If $p(x)\in F[x]$ have root $r$ show that $x-r$ is a factor of $p(x)$

Question

This is an exercise of Advanced linear algebra of Steven Roman:

Let $F$ a finite field and $p(x)\in F[x]$ a nonconstant polynomial such that $p(r)=0$. Show that $x-r$ is a factor of $p(x)$.

This exercise appear after some theory of cyclic decomposition of torsion modules over PIDs, however I dont have any clue about how to show that. Also I dont found anything useful from previous chapters of the book to solve this question.

My first idea was trying to see if $F[x]$ is a PID, what would imply that each ideal is principal, and so, as a $F[x]$ module, it would imply that the submodule defined by $S_r:=\{p(x)\in F[x]: p(r)=0\}$ would be cyclic, finishing the proof. However it seems not the case that $F[x]$ is a PID, otherwise $x-r$ and $p(x)$ would be associated, meaning that $p(x)=u(x)(x-r)$ where $u(x)$ is a unit (that is, that have inverse).

Im really stuck with this exercise, some help will be appreciated, thank you.

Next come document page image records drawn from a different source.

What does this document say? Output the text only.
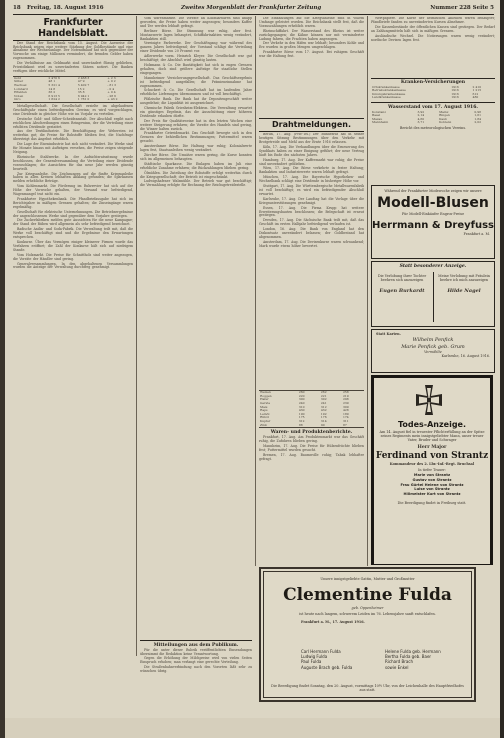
18 Freitag, 18. August 1916	Zweites Morgenblatt der Frankfurter Zeitung	Nummer 228 Seite 5
Frankfurter Handelsblatt.

Der Stand der Reichsbank vom 15. August. Die Ausweise der Reichsbank zeigen eine weitere Stärkung der Goldbestände und eine Abnahme der Wechselanlage. Der Notenumlauf hat sich gegenüber der Vorwoche um einige Millionen vermindert, die fremden Gelder haben zugenommen.

Die Verhältnisse am Geldmarkt sind unverändert flüssig geblieben, Privatdiskont wird zu unveränderten Sätzen notiert. Die Banken verfügen über reichliche Mittel.

Gold	2 470 6	2 468 3	+ 2 3
Silber	48 1	47 9	+ 0 2
Wechsel	5 321 4	5 402 7	- 81 3
Lombard	14 8	15 2	- 0 4
Effekten	36 2	35 8	+ 0 4
Noten	6 913 5	6 942 1	- 28 6
Giro	1 824 2	1 781 0	+ 43 2

Metallgesellschaft. Die Gesellschaft erzielte im abgelaufenen Geschäftsjahr einen befriedigenden Gewinn; es wird vorgeschlagen, eine Dividende in gleicher Höhe wie im Vorjahr zu verteilen.

Deutsche Gold- und Silber-Scheideanstalt. Der Abschluß ergibt nach reichlichen Abschreibungen einen Reingewinn, der die Verteilung einer erhöhten Dividende gestattet.

Aus der Textilindustrie. Die Beschäftigung der Webereien ist weiterhin gut; die Preise für Rohstoffe bleiben fest, die Nachfrage übersteigt das Angebot erheblich.

Die Lage der Eisenindustrie hat sich nicht verändert. Die Werke sind für Monate hinaus mit Aufträgen versehen, die Preise zeigen steigende Neigung.

Rheinische Stahlwerke. In der Aufsichtsratssitzung wurde beschlossen, der Generalversammlung die Verteilung einer Dividende vorzuschlagen; die Aussichten für das neue Jahr werden günstig beurteilt.

Zur Kriegsanleihe. Die Zeichnungen auf die fünfte Kriegsanleihe haben in allen Kreisen lebhaften Anklang gefunden; die Sparkassen melden erhebliche Beträge.

Vom Kohlenmarkt. Die Förderung im Ruhrrevier hat sich auf der Höhe der Vorwoche gehalten, der Versand war befriedigend, Wagenmangel trat nicht ein.

Frankfurter Hypothekenbank. Die Pfandbriefausgabe hat sich im Berichtsjahre in mäßigen Grenzen gehalten; die Zinseingänge waren regelmäßig.

Gesellschaft für elektrische Unternehmungen. Die Betriebsergebnisse der angeschlossenen Werke sind gegenüber dem Vorjahre gestiegen.

Die Zuckerfabriken melden gute Aussichten für die neue Kampagne; der Stand der Rüben wird allgemein als sehr befriedigend bezeichnet.

Badische Anilin- und Soda-Fabrik. Die Verwaltung teilt mit, daß die Werke voll beschäftigt sind und die Ergebnisse den Erwartungen entsprechen.

Konkurse. Über das Vermögen einiger kleinerer Firmen wurde das Verfahren eröffnet; die Zahl der Konkurse hält sich auf niedrigem Stande.

Vom Holzmarkt. Die Preise für Schnittholz sind weiter angezogen, die Vorräte der Händler sind gering.

Generalversammlungen. In den abgehaltenen Versammlungen wurden die Anträge der Verwaltung durchweg genehmigt.

Vom Warenmarkte. Die Vorräte an Kolonialwaren sind knapp geworden, die Preise haben weiter angezogen; besonders Kaffee und Tee werden lebhaft gefragt.

Berliner Börse. Die Stimmung war ruhig, aber fest. Montanwerte lagen behauptet, Schiffahrtsaktien wenig verändert, Bankaktien still.

Vereinigte Farbwerke. Der Geschäftsgang war während des ganzen Jahres befriedigend; der Vorstand schlägt die Verteilung einer Dividende von 20 Prozent vor.

Adlerwerke vorm. Heinrich Kleyer. Die Gesellschaft war gut beschäftigt; der Abschluß wird günstig lauten.

Holzmann & Co. Die Bautätigkeit hat sich in engen Grenzen gehalten, doch sind größere Aufträge für staatliche Stellen eingegangen.

Mannheimer Versicherungsgesellschaft. Das Geschäftsergebnis ist befriedigend ausgefallen; die Prämieneinnahme hat zugenommen.

Schuckert & Co. Die Gesellschaft hat im laufenden Jahre erhebliche Lieferungen übernommen und ist voll beschäftigt.

Pfälzische Bank. Die Bank hat ihr Depositengeschäft weiter ausgedehnt; die Liquidität ist ausgezeichnet.

Chemische Fabrik Griesheim-Elektron. Die Verwaltung erwartet ein günstiges Ergebnis, das die Ausschüttung einer höheren Dividende erlauben dürfte.

Der Preis für Qualitätsweine hat in den letzten Wochen eine weitere Steigerung erfahren; die Vorräte des Handels sind gering, die Winzer halten zurück.

Frankfurter Getreidemarkt. Das Geschäft bewegte sich in den Grenzen der behördlichen Bestimmungen; Futtermittel waren gesucht.

Amsterdamer Börse. Die Haltung war ruhig; Kolonialwerte lagen fest, Staatsanleihen wenig verändert.

Zürcher Börse. Die Umsätze waren gering, die Kurse konnten sich im allgemeinen behaupten.

Städtische Sparkasse. Die Einlagen haben im Juli eine erhebliche Zunahme erfahren; die Rückzahlungen blieben gering.

Ölmühlen. Die Zuteilung der Rohstoffe erfolgt weiterhin durch die Kriegsgesellschaft; der Betrieb ist eingeschränkt.

Ludwigshafener Walzmühle. Der Betrieb war gut beschäftigt; die Vermahlung erfolgte für Rechnung der Reichsgetreidestelle.

Die Einzahlungen auf die Kriegsanleihe sind in vollem Umfange geleistet worden. Die Reichsbank stellt fest, daß die Vorauszahlungen erheblich waren.

Rheinschiffahrt. Der Wasserstand des Rheins ist weiter zurückgegangen; die Kähne können nur mit verminderter Ladung fahren, die Frachten haben angezogen.

Der Verkehr in den Häfen war lebhaft; besonders Kohle und Erz wurden in großen Mengen umgeschlagen.

Frankfurter Börse vom 17. August. Bei ruhigem Geschäft war die Haltung fest.

Drahtmeldungen.

Berlin, 17. Aug. (Priv.-Tel.) Der Bundesrat hat in seiner heutigen Sitzung Bestimmungen über den Verkehr mit Brotgetreide und Mehl aus der Ernte 1916 erlassen.

Köln, 17. Aug. Die Verhandlungen über die Erneuerung des Syndikats haben zu einer Einigung geführt; der neue Vertrag läuft bis Ende des nächsten Jahres.

Hamburg, 17. Aug. Der Kaffeemarkt war ruhig; die Preise sind unverändert geblieben.

Wien, 17. Aug. Die Börse verkehrte in fester Haltung; Bankaktien und Industriewerte waren lebhaft gefragt.

München, 17. Aug. Die Bayerische Hypotheken- und Wechselbank schlägt eine Dividende in bisheriger Höhe vor.

Stuttgart, 17. Aug. Die Württembergische Metallwarenfabrik ist voll beschäftigt; es wird ein befriedigender Abschluß erwartet.

Karlsruhe, 17. Aug. Der Landtag hat die Vorlage über die Kriegsunterstützungen genehmigt.

Essen, 17. Aug. Die Firma Krupp hat weitere Erweiterungsbauten beschlossen; die Belegschaft ist erneut gestiegen.

Dresden, 17. Aug. Die Sächsische Bank teilt mit, daß das Geschäft im ersten Halbjahr befriedigend verlaufen ist.

London, 16. Aug. Die Bank von England hat den Diskontsatz unverändert belassen; der Goldbestand hat abgenommen.

Amsterdam, 17. Aug. Die Devisenkurse waren schwankend; Mark wurde etwas höher bewertet.

Weizen	260	262	258
Roggen	220	221	219
Hafer	300	302	298
Gerste	240	241	239
Mais	310	312	309
Raps	430	432	428
Leinöl	190	192	189
Rüböl	175	176	174
Kupfer	312	314	311
Zink	88	90	87
Waren- und Produktenberichte.

Frankfurt, 17. Aug. Am Produktenmarkt war das Geschäft ruhig, die Zufuhren blieben gering.

Mannheim, 17. Aug. Die Preise für Hülsenfrüchte blieben fest; Futtermittel wurden gesucht.

Bremen, 17. Aug. Baumwolle ruhig; Tabak lebhafter gefragt.

Wertpapiere. Die Kurse der heimischen Anleihen waren behauptet; Pfandbriefe fanden zu unveränderten Kursen Abnehmer.

Die Kassenbestände der öffentlichen Kassen sind gestiegen. Der Bedarf an Zahlungsmitteln hält sich in mäßigen Grenzen.

Ausländische Wechsel. Die Notierungen waren wenig verändert; nordische Devisen lagen fest.

Kranken-Versicherungen
Ortskrankenkasse	1916	2 410
Betriebskrankenkasse	1916	1 215
Innungskrankenkasse	1916	612
Landkrankenkasse	1916	480
Wasserstand vom 17. August 1916.
Konstanz	3,92	Mainz	0,98
Basel	2,14	Bingen	1,61
Maxau	4,60	Kaub	1,84
Mannheim	3,71	Koblenz	2,02
Bericht des meteorologischen Vereins.
Während der Frankfurter Modewoche zeigen wir unsere
Modell-Blusen
Für Modell-Einkäufer Engros-Preise
Herrmann & Dreyfuss
Frankfurt a. M.
Statt besonderer Anzeige.
Die Verlobung ihrer Tochter beehren sich anzuzeigen
Eugen Burkardt
Meine Verlobung mit Fräulein beehre ich mich anzuzeigen
Hilde Nagel
Statt Karten.
Wilhelm Penfick
Marie Penfick geb. Grum
Vermählte
Karlsruhe, 16. August 1916.
Todes-Anzeige.
Am 14. August fiel in treuester Pflichterfüllung an der Spitze seines Regiments mein innigstgeliebter Mann, unser treuer Vater, Bruder und Schwager
Herr Major
Ferdinand von Strantz
Kommandeur des 2. Lbr.-Inf.-Regt. Bruchsal
In tiefer Trauer:
Marie von Strantz
Gustav von Strantz
Frau Gürtel Helene von Strantz
Luise von Strantz
Hillmeister Kurt von Strantz
Die Beerdigung findet in Freiburg statt.
Mitteilungen aus dem Publikum.

Für die unter dieser Rubrik veröffentlichten Einsendungen übernimmt die Redaktion keine Verantwortung.

Gegen die Erhöhung der Milchpreise wird von vielen Seiten Einspruch erhoben; man verlangt eine gerechte Verteilung.

Die Straßenbahnverbindung nach den Vororten läßt sehr zu wünschen übrig.

Unsere innigstgeliebte Gattin, Mutter und Großmutter
Clementine Fulda
geb. Oppenheimer
ist heute nach langem, schwerem Leiden im 76. Lebensjahre sanft entschlafen.
Frankfurt a. M., 17. August 1916.
Carl Hermann Fulda
Ludwig Fulda
Paul Fulda
Auguste Brach geb. Fulda
Helene Fulda geb. Hermann
Bertha Fulda geb. Baer
Richard Brach
sowie Enkel
Die Beerdigung findet Sonntag, den 20. August, vormittags 10½ Uhr, von der Leichenhalle des Hauptfriedhofes aus statt.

NOTE: this doesn't answer my question, because it doesn't show why $x-r\mid p(x)$. Searching for proofs about the division algorithm on polynomial rings it seems that it just hold whenever the ring is an integral domain, however nothing related to this topic is stated in the book, so I assume that it may exist a different way to answer the question.

Answer 1

This is a basic fact about polynomials with coefficients in an arbitrary commutative ring $R$.

Without the division algorithm, you can prove that, for any positive integer $k$, $$ x^k-r^k=(x-r)(x^{k-1}+rx^{k-2}+\dots+r^{k-2}x+r^{k-1}) $$ and therefore, if $f(x)=a_0+a_1x+\dots+a_nx^n$ and $f(r)=0$, we have $$ f(x)=f(x)-f(r)=a_1(x-r)+a_2(x^2-r^2)+\dots+a_n(x^n-r^n) $$ so we're done.

Alternatively, prove by induction on the degree of $f$ that, for every monic polynomial $g(x)$, there exist $Q(x)$ and $R(x)$ with $\deg R<\deg g$ (or $R=0$) and $f(x)=g(x)Q(x)+R(x)$.

Indeed, this is obvious when $f$ is constant. If $\deg f(x)<\deg g(x)$ there is nothing to prove. If $m=\deg f(x)\ge\deg g(x)=n$, suppose the leading coefficient of $f$ is $a_m$. Then the polynomial $$ f_1(x)=f(x)-a_mx^{m-n}g(x) $$ has degree less than the degree of $f$ and the induction hypothesis applies, so $f_1(x)=g(x)Q_1(x)+R(x)$ with $\deg R<\deg g$; now $$ f(x)=a_mx^{m-n}g(x)+f_1(x)=g(x)(a_mx^{m-n}+Q_1(x))+R(x) $$ As you see, nowhere it is used that the ring is an integral domain.

For the particular case, note that when $g(x)=x-r$, the remainder is constant and from $f(x)=(x-r)Q(x)+R$ we derive that $f(r)=R$.